Jimmie kind of came at Mimi sideways, like twelve year old goofy guys will, and asked Mimi off-handedly a hypothetical question concerning her choice for movie seating options. Down in the orchestra which meant a silly date, like old people did, watching the movies, and maybe eating popcorn or up in the balcony where in Olde Saco tradition (and maybe every other civilized place as well) the young, very young sans automobile, sans money, sans any idea of what was going on went to “make out” and not watch some silly old double feature (although they might come up for air for popcorn occasionally).

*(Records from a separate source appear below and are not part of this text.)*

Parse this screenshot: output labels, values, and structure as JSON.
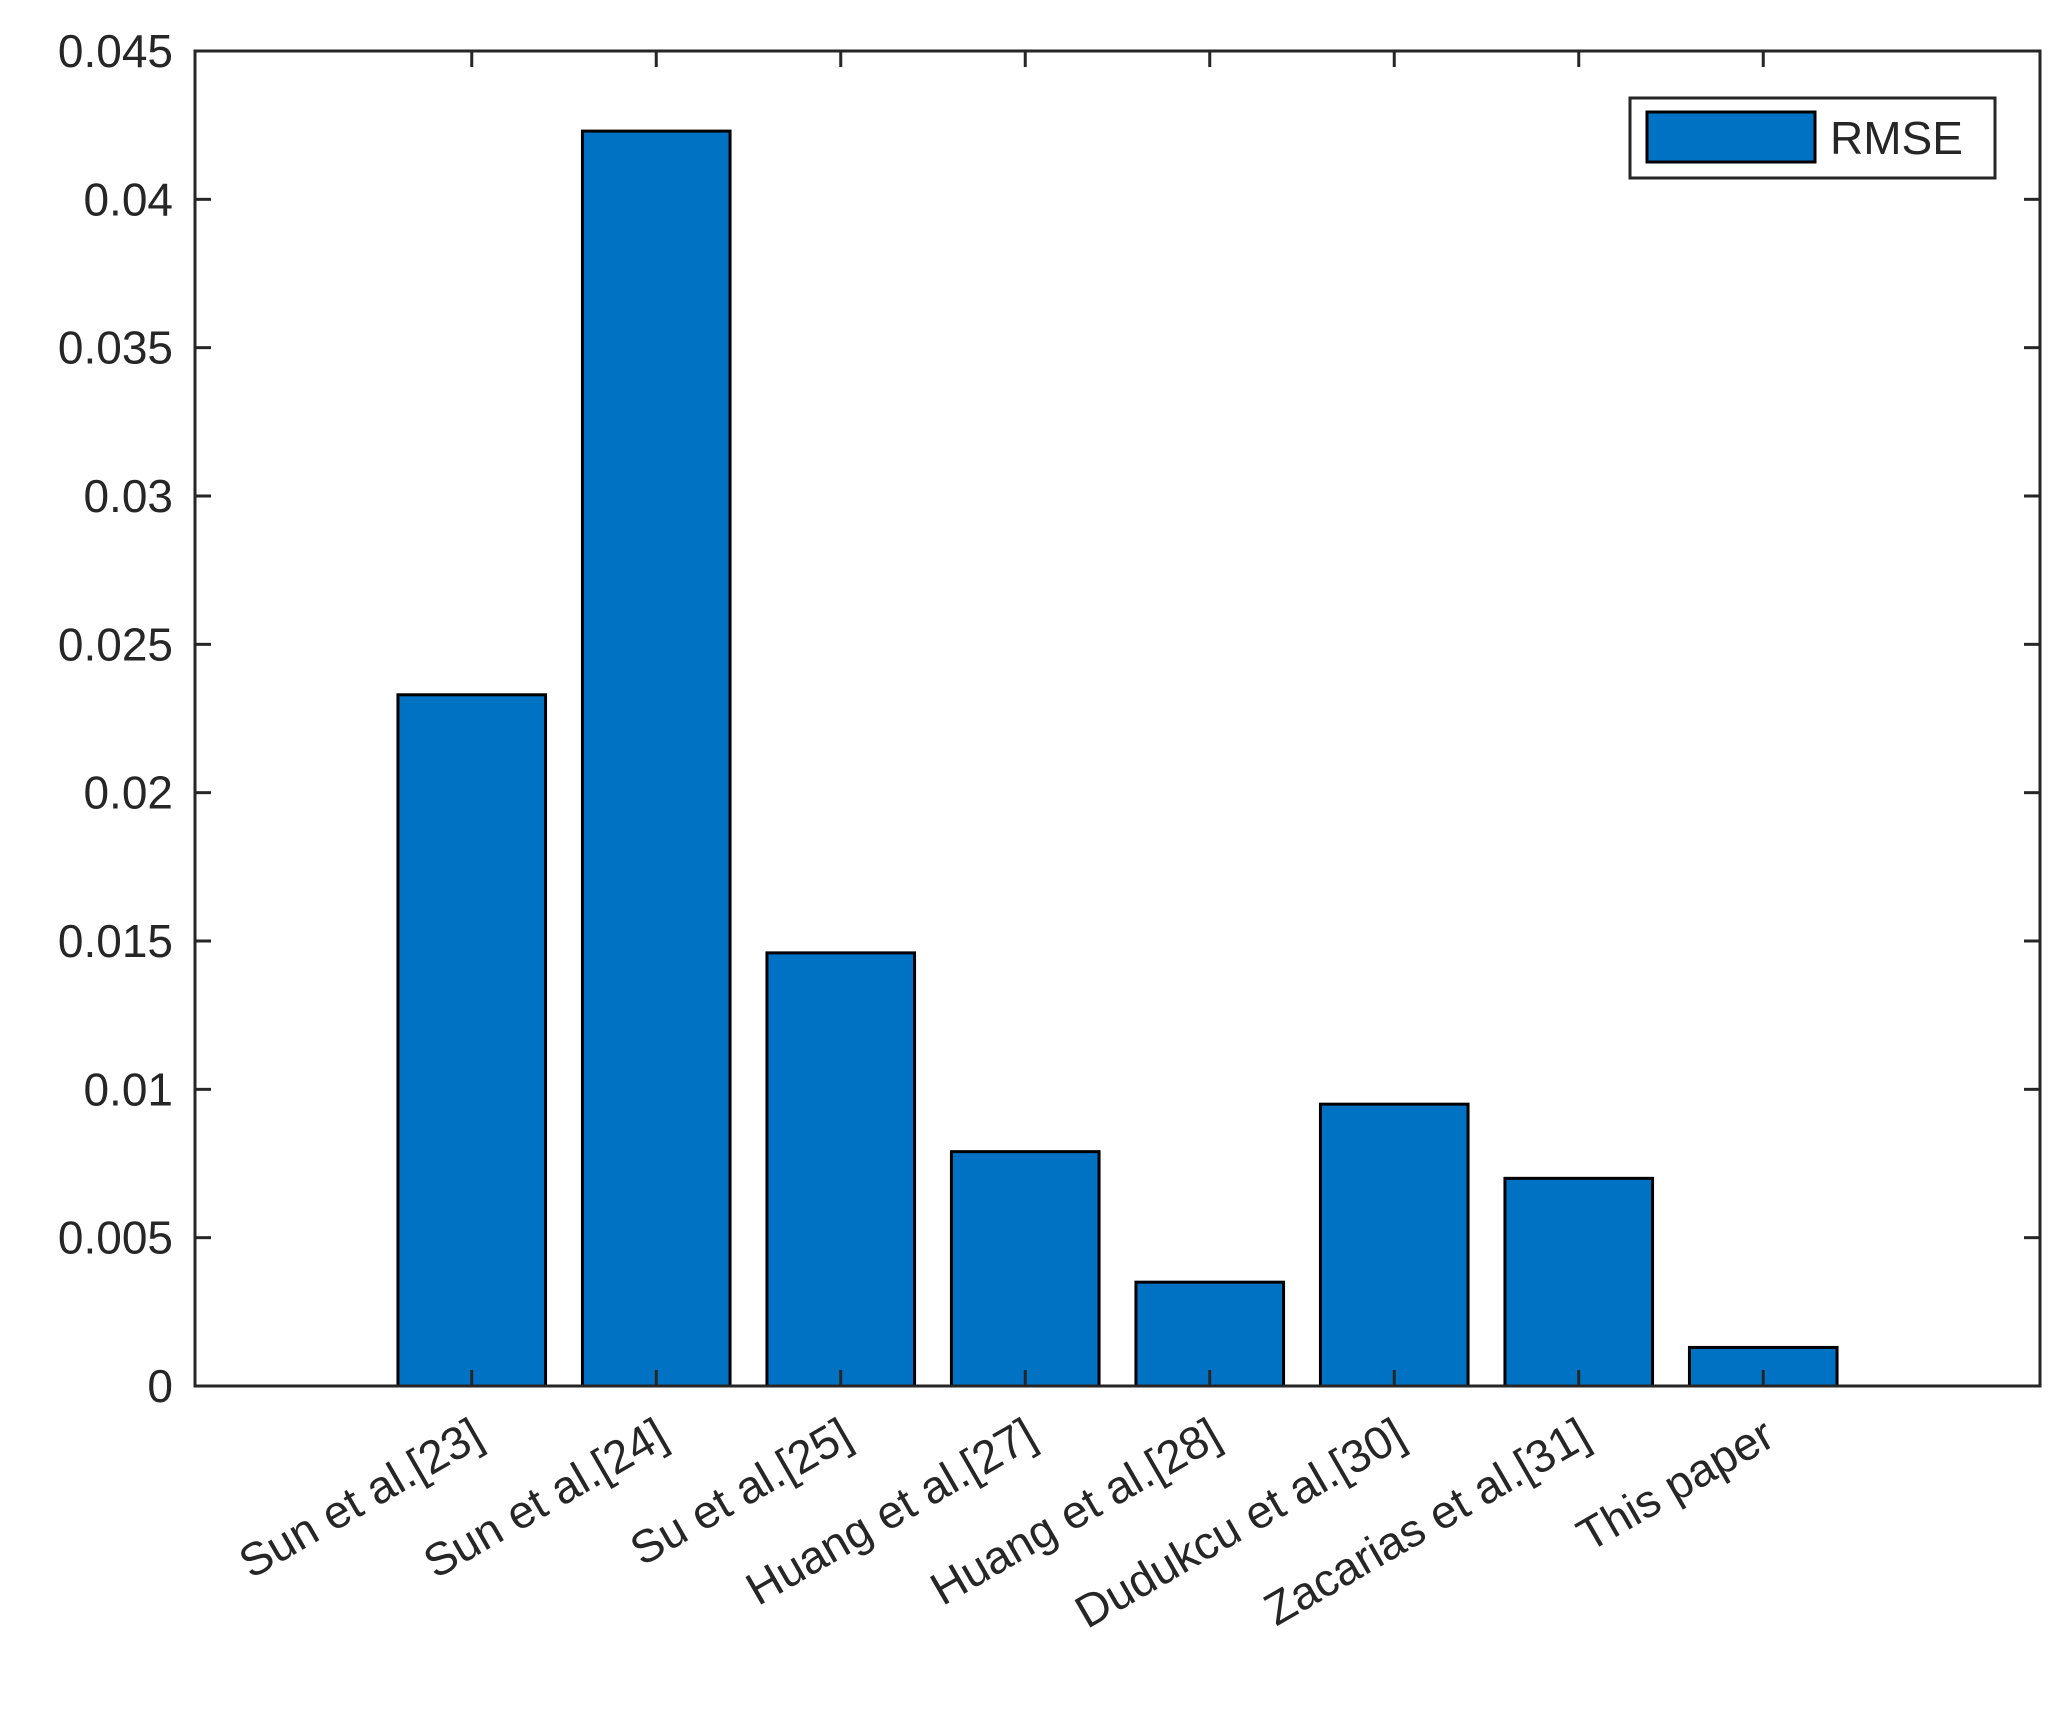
{
  "chart_data": {
    "type": "bar",
    "title": "",
    "xlabel": "",
    "ylabel": "",
    "categories": [
      "Sun et al.[23]",
      "Sun et al.[24]",
      "Su et al.[25]",
      "Huang et al.[27]",
      "Huang et al.[28]",
      "Dudukcu et al.[30]",
      "Zacarias et al.[31]",
      "This paper"
    ],
    "series": [
      {
        "name": "RMSE",
        "values": [
          0.0233,
          0.0423,
          0.0146,
          0.0079,
          0.0035,
          0.0095,
          0.007,
          0.0013
        ]
      }
    ],
    "ylim": [
      0,
      0.045
    ],
    "yticks": [
      "0",
      "0.005",
      "0.01",
      "0.015",
      "0.02",
      "0.025",
      "0.03",
      "0.035",
      "0.04",
      "0.045"
    ],
    "grid": false,
    "legend_position": "top-right",
    "colors": {
      "bar": "#0072C4",
      "edge": "#000000",
      "axis": "#262626"
    }
  }
}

Mimi answered like this, and thus caused Jimmy his boldness in asking his brother for help. “If you are asking me just to ask me a silly question while Eddie Cochran’s Sittin’ In The Balcony is playing then I’d answer orchestra but if you are really asking me to go to the movies with you then it’s the balcony. Evian laughed, laughed out loud at that and then grabbed Jimmy by the shoulder and said “Sure kid, I was young once too.”